HISTORIA DE LAS FALLAS. LOS ORÍGENES DE LA FIESTA

El fuego ha estado y está presente en multitud de festividades y celebraciones en todo el mundo, por su caracter purificador que remite a nuevas (y mejores) etapas que están por venir. Las Fallas de San José forman parte de una larga lista de festividades valencianas en las que el fuego es protagonista. Estas fiestas nacen en la misma ciudad de Valencia. No se sabe con seguridad cuando nacieron las Fallas pero ya se tiene constancia de ellas a finales del siglo XVIII, en 1780, cuando ya se plantaban en las calles y se quemaban e incluso ya con la denominación de “Falla”, que en latín significa “Antorcha” o “Haz pequeñito”, ¿ lo sabíais?

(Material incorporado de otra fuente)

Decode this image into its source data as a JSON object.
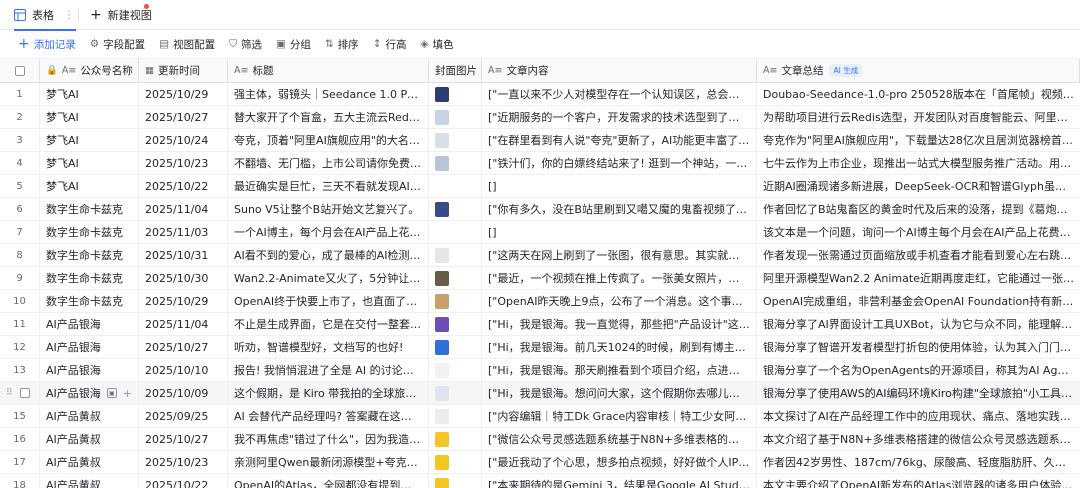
{
  "tabs": {
    "active_label": "表格",
    "new_label": "新建视图"
  },
  "toolbar": {
    "add_record": "添加记录",
    "field_config": "字段配置",
    "view_config": "视图配置",
    "filter": "筛选",
    "group": "分组",
    "sort": "排序",
    "row_height": "行高",
    "fill": "填色"
  },
  "columns": {
    "account": "公众号名称",
    "updated": "更新时间",
    "title": "标题",
    "cover": "封面图片",
    "content": "文章内容",
    "summary": "文章总结",
    "ai_tag": "AI 生成"
  },
  "rows": [
    {
      "n": "1",
      "account": "梦飞AI",
      "date": "2025/10/29",
      "title": "强主体，弱镜头｜Seedance 1.0 Pro首尾...",
      "cover": "#2c3e70",
      "content": "[\"一直以来不少人对模型存在一个认知误区，总会在问:...",
      "summary": "Doubao-Seedance-1.0-pro 250528版本在「首尾帧」视频生成方面，..."
    },
    {
      "n": "2",
      "account": "梦飞AI",
      "date": "2025/10/27",
      "title": "替大家开了个盲盒，五大主流云Redis实...",
      "cover": "#c9d3e6",
      "content": "[\"近期服务的一个客户，开发需求的技术选型到了关键节...",
      "summary": "为帮助项目进行云Redis选型，开发团队对百度智能云、阿里云、腾讯..."
    },
    {
      "n": "3",
      "account": "梦飞AI",
      "date": "2025/10/24",
      "title": "夸克，顶着\"阿里AI旗舰应用\"的大名，成...",
      "cover": "#d8dde6",
      "content": "[\"在群里看到有人说\"夸克\"更新了，AI功能更丰富了。但我...",
      "summary": "夸克作为\"阿里AI旗舰应用\"，下载量达28亿次且居浏览器榜首位。其..."
    },
    {
      "n": "4",
      "account": "梦飞AI",
      "date": "2025/10/23",
      "title": "不翻墙、无门槛，上市公司请你免费用...",
      "cover": "#b9c4d6",
      "content": "[\"铁汁们，你的白嫖终结站来了! 逛到一个神站，一通操...",
      "summary": "七牛云作为上市企业，现推出一站式大模型服务推广活动。用户通过..."
    },
    {
      "n": "5",
      "account": "梦飞AI",
      "date": "2025/10/22",
      "title": "最近确实是巨忙，三天不看就发现AI圈...",
      "cover": "",
      "content": "[]",
      "summary": "近期AI圈涌现诸多新进展，DeepSeek-OCR和智谱Glyph虽方法不同，..."
    },
    {
      "n": "6",
      "account": "数字生命卡兹克",
      "date": "2025/11/04",
      "title": "Suno V5让整个B站开始文艺复兴了。",
      "cover": "#3b4b8a",
      "content": "[\"你有多久，没在B站里刷到又噶又魔的鬼畜视频了? 讲道...",
      "summary": "作者回忆了B站鬼畜区的黄金时代及后来的没落，提到《葛炮的号哭》..."
    },
    {
      "n": "7",
      "account": "数字生命卡兹克",
      "date": "2025/11/03",
      "title": "一个AI博主，每个月会在AI产品上花多少...",
      "cover": "",
      "content": "[]",
      "summary": "该文本是一个问题，询问一个AI博主每个月会在AI产品上花费多少钱。"
    },
    {
      "n": "8",
      "account": "数字生命卡兹克",
      "date": "2025/10/31",
      "title": "AI看不到的爱心，成了最棒的AI检测器。",
      "cover": "#e6e6e6",
      "content": "[\"这两天在网上刷到了一张图，很有意思。其实就是一张...",
      "summary": "作者发现一张需通过页面缩放或手机查看才能看到爱心左右跳动的视..."
    },
    {
      "n": "9",
      "account": "数字生命卡兹克",
      "date": "2025/10/30",
      "title": "Wan2.2-Animate又火了，5分钟让抠脚大...",
      "cover": "#6a5a4a",
      "content": "[\"最近，一个视频在推上传疯了。一张美女照片，加上一...",
      "summary": "阿里开源模型Wan2.2 Animate近期再度走红，它能通过一张照片和一..."
    },
    {
      "n": "10",
      "account": "数字生命卡兹克",
      "date": "2025/10/29",
      "title": "OpenAI终于快要上市了，也直面了这23...",
      "cover": "#c8a06a",
      "content": "[\"OpenAI昨天晚上9点，公布了一个消息。这个事，影响还...",
      "summary": "OpenAI完成重组，非营利基金会OpenAI Foundation持有新营利公司O..."
    },
    {
      "n": "11",
      "account": "AI产品银海",
      "date": "2025/11/04",
      "title": "不止是生成界面，它是在交付一整套产...",
      "cover": "#6b4fb5",
      "content": "[\"Hi，我是银海。我一直觉得，那些把\"产品设计\"这件事真...",
      "summary": "银海分享了AI界面设计工具UXBot，认为它与众不同，能理解产品设计..."
    },
    {
      "n": "12",
      "account": "AI产品银海",
      "date": "2025/10/27",
      "title": "听劝，智谱模型好，文档写的也好!",
      "cover": "#2f6fd6",
      "content": "[\"Hi，我是银海。前几天1024的时候，刷到有博主推荐了...",
      "summary": "银海分享了智谱开发者模型打折包的使用体验，认为其入门门槛低（2..."
    },
    {
      "n": "13",
      "account": "AI产品银海",
      "date": "2025/10/10",
      "title": "报告! 我悄悄混进了全是 AI 的讨论组...",
      "cover": "#f2f2f2",
      "content": "[\"Hi，我是银海。那天刷推看到个项目介绍，点进去还没看...",
      "summary": "银海分享了一个名为OpenAgents的开源项目，称其为AI Agent协作框..."
    },
    {
      "n": "14",
      "account": "AI产品银海",
      "date": "2025/10/09",
      "title": "这个假期，是 Kiro 带我拍的全球旅游照。",
      "cover": "#dfe4ee",
      "content": "[\"Hi，我是银海。想问问大家，这个假期你去哪儿玩了? 是...",
      "summary": "银海分享了使用AWS的AI编码环境Kiro构建\"全球旅拍\"小工具的经历。..."
    },
    {
      "n": "15",
      "account": "AI产品黄叔",
      "date": "2025/09/25",
      "title": "AI 会替代产品经理吗? 答案藏在这份白...",
      "cover": "#ececec",
      "content": "[\"内容编辑｜特工Dk Grace内容审核｜特工少女阿里 CEO ...",
      "summary": "本文探讨了AI在产品经理工作中的应用现状、痛点、落地实践及职业..."
    },
    {
      "n": "16",
      "account": "AI产品黄叔",
      "date": "2025/10/27",
      "title": "我不再焦虑\"错过了什么\"，因为我造了个...",
      "cover": "#f3c623",
      "content": "[\"微信公众号灵感选题系统基于N8N+多维表格的自动信息...",
      "summary": "本文介绍了基于N8N+多维表格搭建的微信公众号灵感选题系统。因黄..."
    },
    {
      "n": "17",
      "account": "AI产品黄叔",
      "date": "2025/10/23",
      "title": "亲测阿里Qwen最新闭源模型+夸克最全...",
      "cover": "#f3c623",
      "content": "[\"最近我动了个心思，想多拍点视频，好好做个人IP。毕竟...",
      "summary": "作者因42岁男性、187cm/76kg、尿酸高、轻度脂肪肝、久坐办公且上..."
    },
    {
      "n": "18",
      "account": "AI产品黄叔",
      "date": "2025/10/22",
      "title": "OpenAI的Atlas，全网都没有提到的产品...",
      "cover": "#f3c623",
      "content": "[\"本来期待的是Gemini 3，结果是Google AI Studio的build ...",
      "summary": "本文主要介绍了OpenAI新发布的Atlas浏览器的诸多用户体验细节。其..."
    }
  ]
}
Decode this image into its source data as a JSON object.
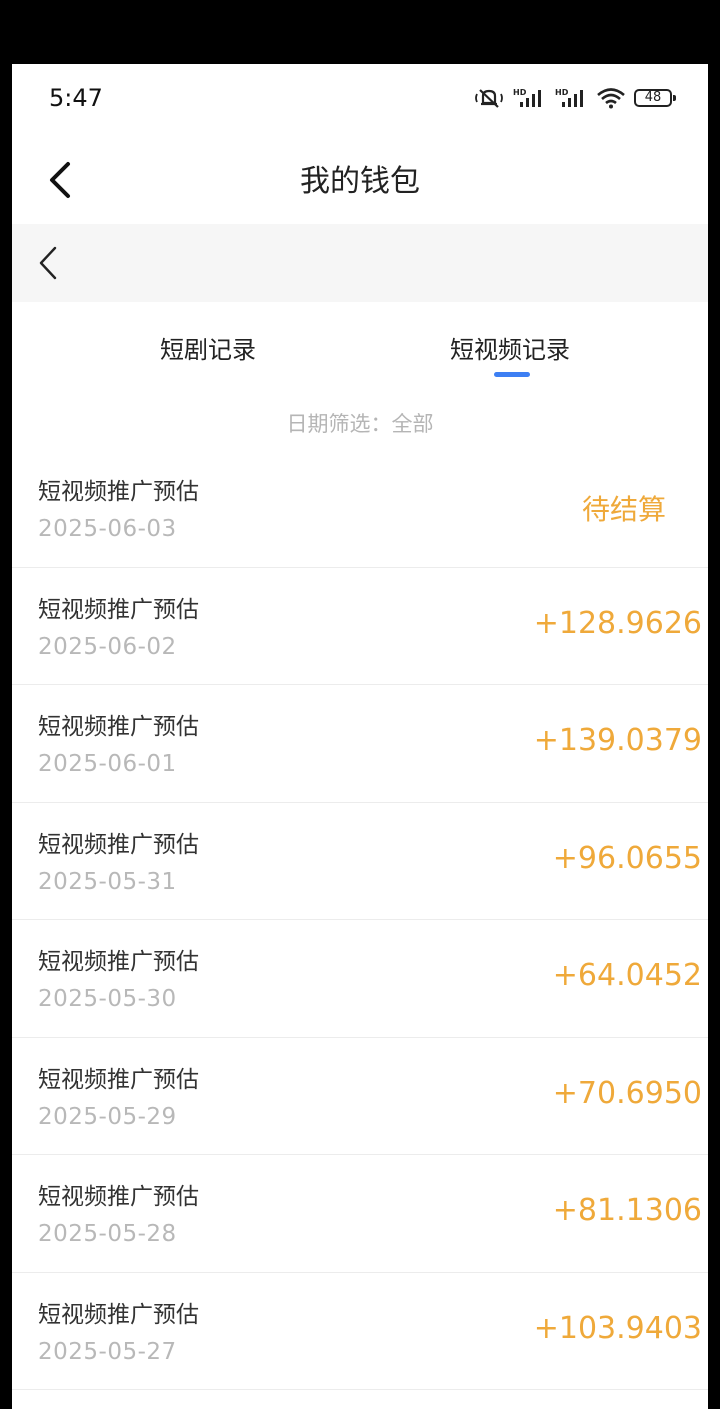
{
  "status_bar": {
    "time": "5:47",
    "battery": "48",
    "icons": [
      "mute-vibrate-icon",
      "signal-hd-icon",
      "signal-hd-icon",
      "wifi-icon",
      "battery-icon"
    ]
  },
  "header": {
    "title": "我的钱包"
  },
  "tabs": [
    {
      "label": "短剧记录",
      "active": false
    },
    {
      "label": "短视频记录",
      "active": true
    }
  ],
  "filter": {
    "label": "日期筛选：全部"
  },
  "colors": {
    "accent": "#3d7ff3",
    "amount": "#efa93a",
    "muted": "#b8b8b8"
  },
  "records": [
    {
      "title": "短视频推广预估",
      "date": "2025-06-03",
      "amount": "待结算"
    },
    {
      "title": "短视频推广预估",
      "date": "2025-06-02",
      "amount": "+128.9626"
    },
    {
      "title": "短视频推广预估",
      "date": "2025-06-01",
      "amount": "+139.0379"
    },
    {
      "title": "短视频推广预估",
      "date": "2025-05-31",
      "amount": "+96.0655"
    },
    {
      "title": "短视频推广预估",
      "date": "2025-05-30",
      "amount": "+64.0452"
    },
    {
      "title": "短视频推广预估",
      "date": "2025-05-29",
      "amount": "+70.6950"
    },
    {
      "title": "短视频推广预估",
      "date": "2025-05-28",
      "amount": "+81.1306"
    },
    {
      "title": "短视频推广预估",
      "date": "2025-05-27",
      "amount": "+103.9403"
    }
  ]
}
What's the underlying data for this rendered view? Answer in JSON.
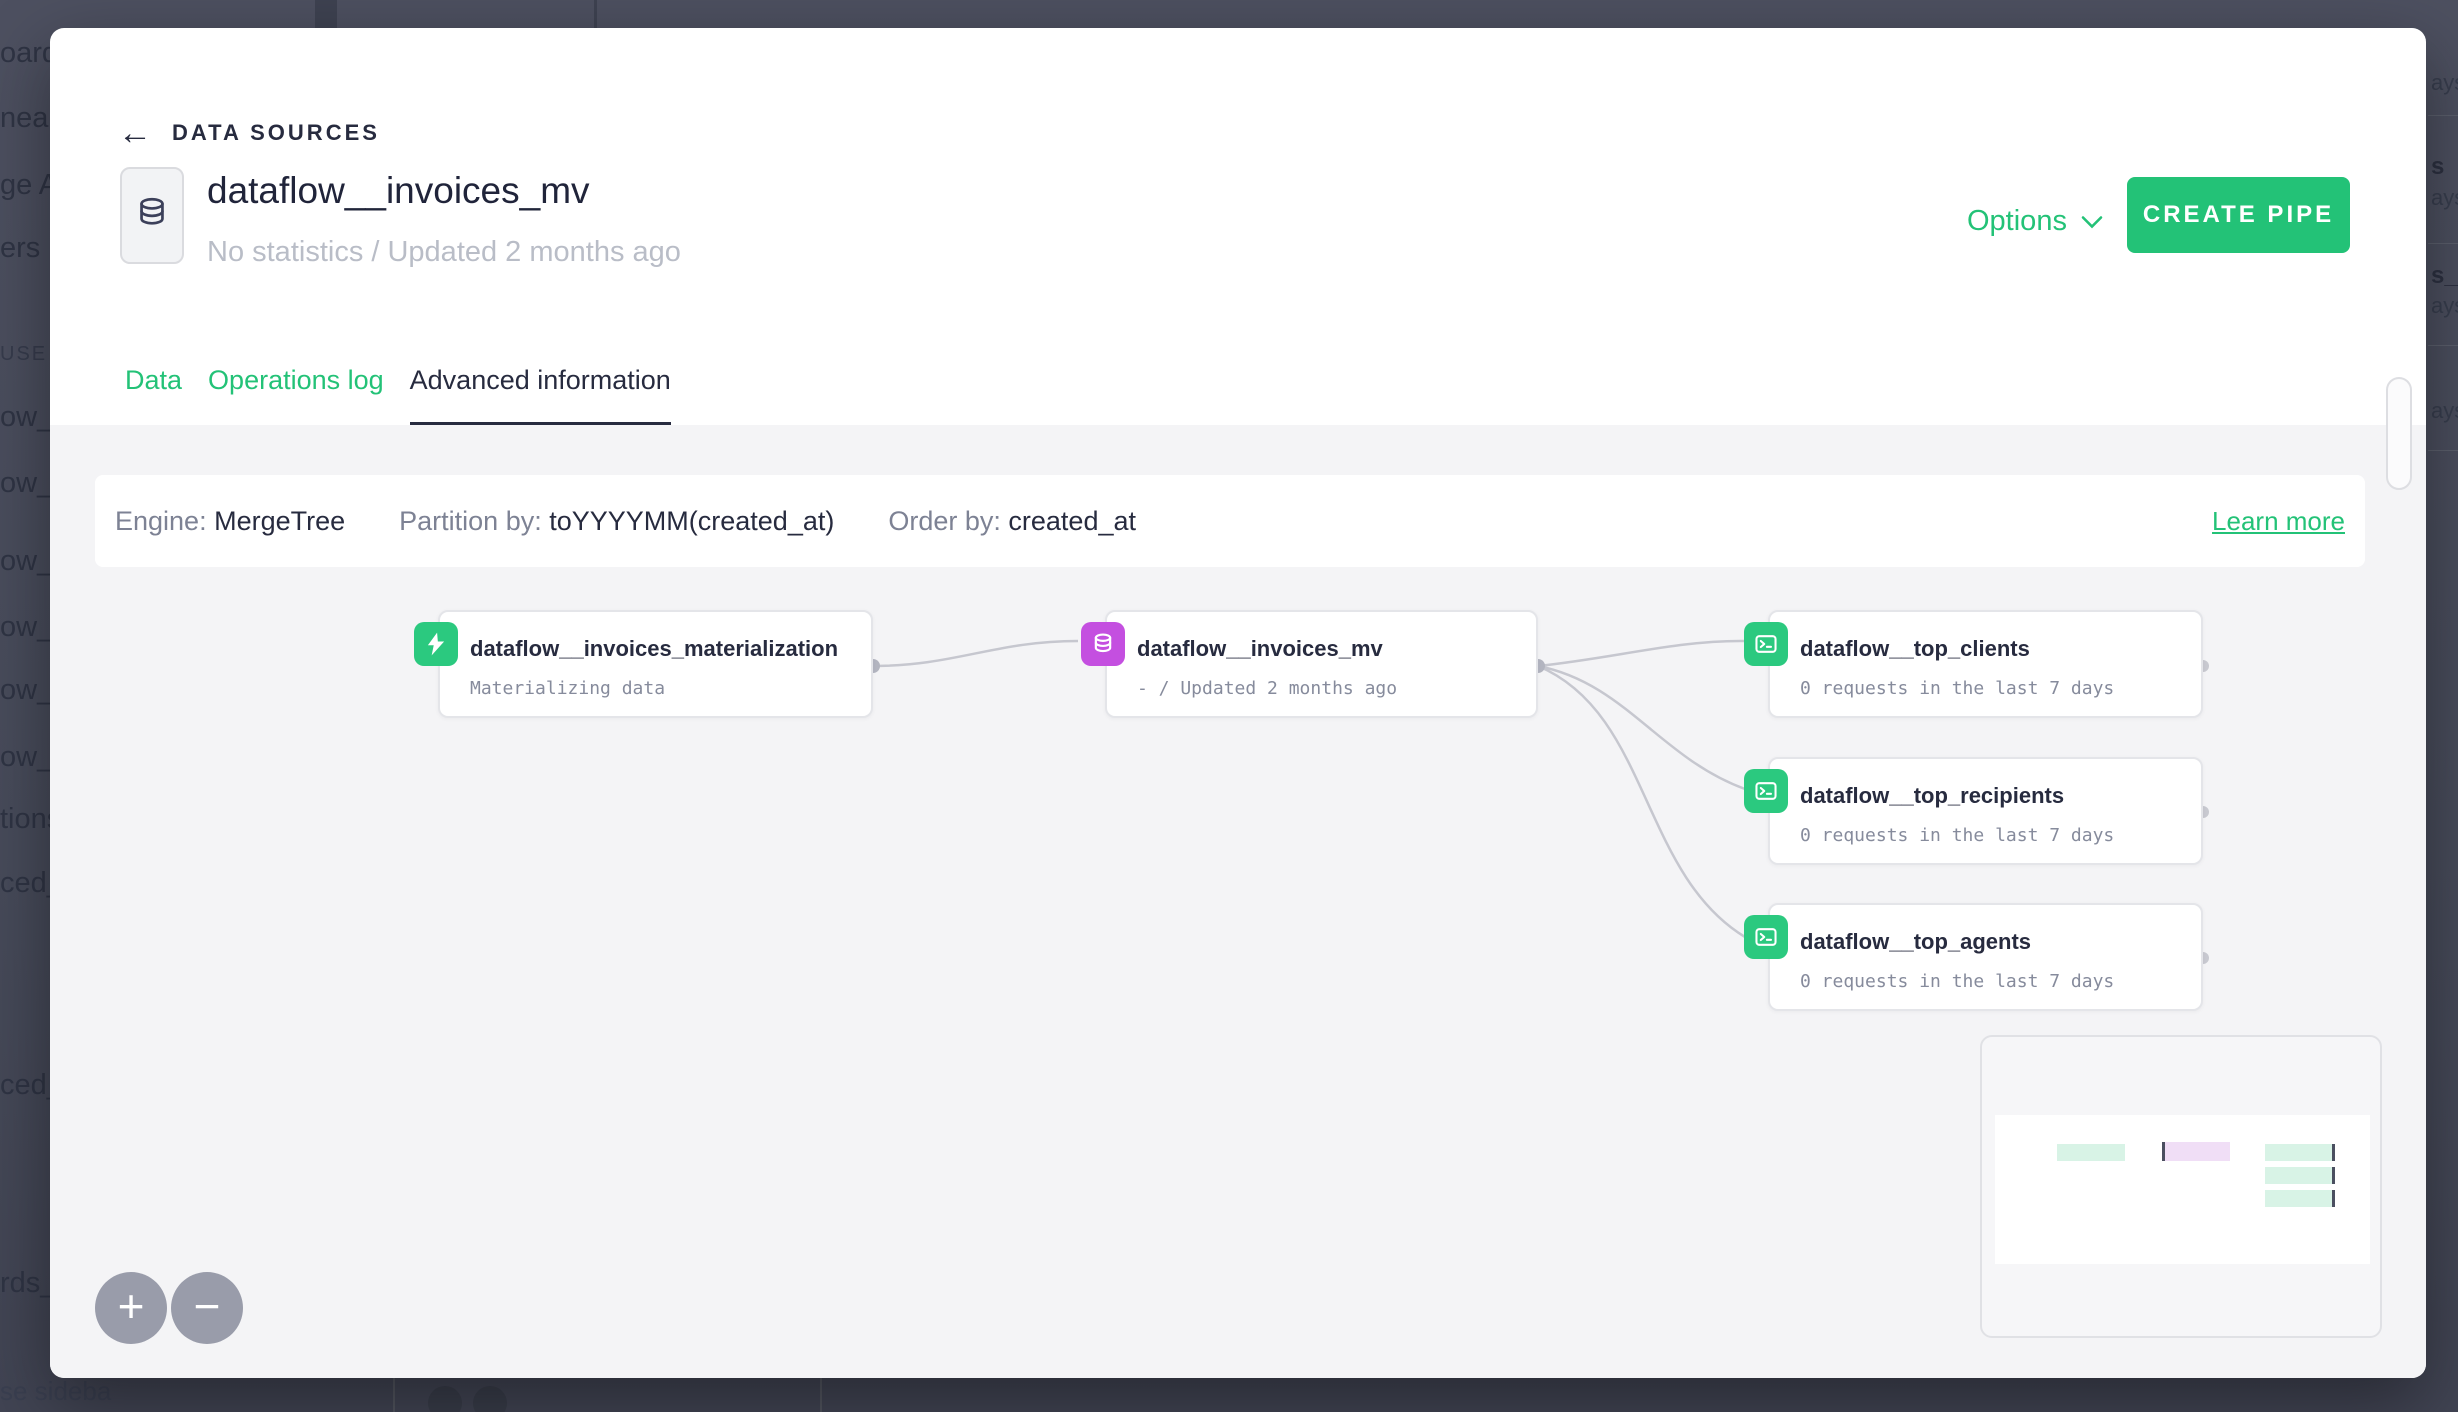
{
  "colors": {
    "brand_green": "#23c277",
    "icon_green": "#2bc97f",
    "icon_purple": "#c44fe0",
    "ink": "#272b3f",
    "canvas_gray": "#f4f4f6"
  },
  "background": {
    "left_fragments": [
      "oard",
      "nea",
      "ge A",
      "ers",
      "USE",
      "ow__",
      "ow__",
      "ow__",
      "ow__",
      "ow__",
      "ow__",
      "tions",
      "ced_",
      "ced_",
      "rds_",
      "se sideba"
    ],
    "right_fragments": [
      "ays",
      "s",
      "ays",
      "s__",
      "ays",
      "ays"
    ]
  },
  "header": {
    "back_label": "DATA SOURCES",
    "title": "dataflow__invoices_mv",
    "subtitle": "No statistics / Updated 2 months ago",
    "options_label": "Options",
    "create_pipe_label": "CREATE PIPE"
  },
  "tabs": {
    "data": "Data",
    "operations_log": "Operations log",
    "advanced_information": "Advanced information"
  },
  "infobar": {
    "engine_label": "Engine:",
    "engine_value": "MergeTree",
    "partition_label": "Partition by:",
    "partition_value": "toYYYYMM(created_at)",
    "order_label": "Order by:",
    "order_value": "created_at",
    "learn_more": "Learn more"
  },
  "graph": {
    "nodes": [
      {
        "id": "materialization",
        "icon": "lightning-icon",
        "title": "dataflow__invoices_materialization",
        "subtitle": "Materializing data"
      },
      {
        "id": "invoices_mv",
        "icon": "database-icon",
        "title": "dataflow__invoices_mv",
        "subtitle": "- / Updated 2 months ago"
      },
      {
        "id": "top_clients",
        "icon": "pipe-icon",
        "title": "dataflow__top_clients",
        "subtitle": "0 requests in the last 7 days"
      },
      {
        "id": "top_recipients",
        "icon": "pipe-icon",
        "title": "dataflow__top_recipients",
        "subtitle": "0 requests in the last 7 days"
      },
      {
        "id": "top_agents",
        "icon": "pipe-icon",
        "title": "dataflow__top_agents",
        "subtitle": "0 requests in the last 7 days"
      }
    ],
    "zoom_in": "+",
    "zoom_out": "−"
  }
}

Originariamente, dichas hogueras o fallas primigenias, se hacían en alquerías y barracas de l’Horta de Valencia, mientras que en la ciudad se realizaban con trastos viejos al mismo tiempo que de los balcones se colgaban ninots que despues eran quemados. Algunos de ellos eran apilados por carpinteros y ebanistas expertos creando una suerte de esculturas parecidas a como las conocemos actualmente. En aquella época no eran fiestas tan largas y simplemente duraban dos días, el 18 se plantaban, visitaban y quemaban las Fallas y el 19 los valencianos merendaban en el campo para celebrar San José.

Si nos trasladamos a finales del siglo XIX y principios del XX, podemos hablar ya de unas 15 fallas urbanas. En esta época surgen ya los versos y els llibrets de Falla. Esto, junto a los ninots con tinte satírico, empezaban a tener su carácter político y crítico con la sociedad del momento.

Entre 1920 y 1940 la ciudad creció vertiginósamente, pasando de 250.000 habitantes a 450.000. Las Fallas, a su vez, movieron el día de la cremá al día 19. En estas décadas aparecieron otros elementos que ahora vemos indivisibles de la fiesta de Fallas: Los buñuelos con chocolate, las Falleras Mayores, les despertaes, les mascletaes y se expandió a otras localidades valencianas, no solamente de la provincia de Valencia, también de Alicante y Castellón.

Coincidiendo con el Franquismo las Fallas alcanzaron su crecimiento definitivo pasando a tener 150 Fallas, la creación de la Junta Central Fallera y la celebración de la Ofrenda. Desgraciadamente también perdieron su parte crítica y satírica por culpa del control que la dictadura ejerció sobre ella. Y las fiestas pasaron de tener un origen pagano a tener un cariz religioso.

El siglo XX se cerró con las 400 fallas que conocemos actualmente, la participación de unos 100.000 falleros a lo largo de más de 100 municipios del territorio valenciano, generando muchísimos debates de convivencia y otros meramente estéticos, sobre los propios monumentos y su adecuación a los orígenes de la fiesta. En 2016 fueron nombradas Patrimonio de la Humanidad por parte de la UNESCO. El futuro de la fiesta pasa por tratar de cerrar mejor la convivencia con los ciudadanos no-festeros, la utilización de nuevos materiales para la quema de los monumentos para contaminar menos y recuperar parte de sus orígenes.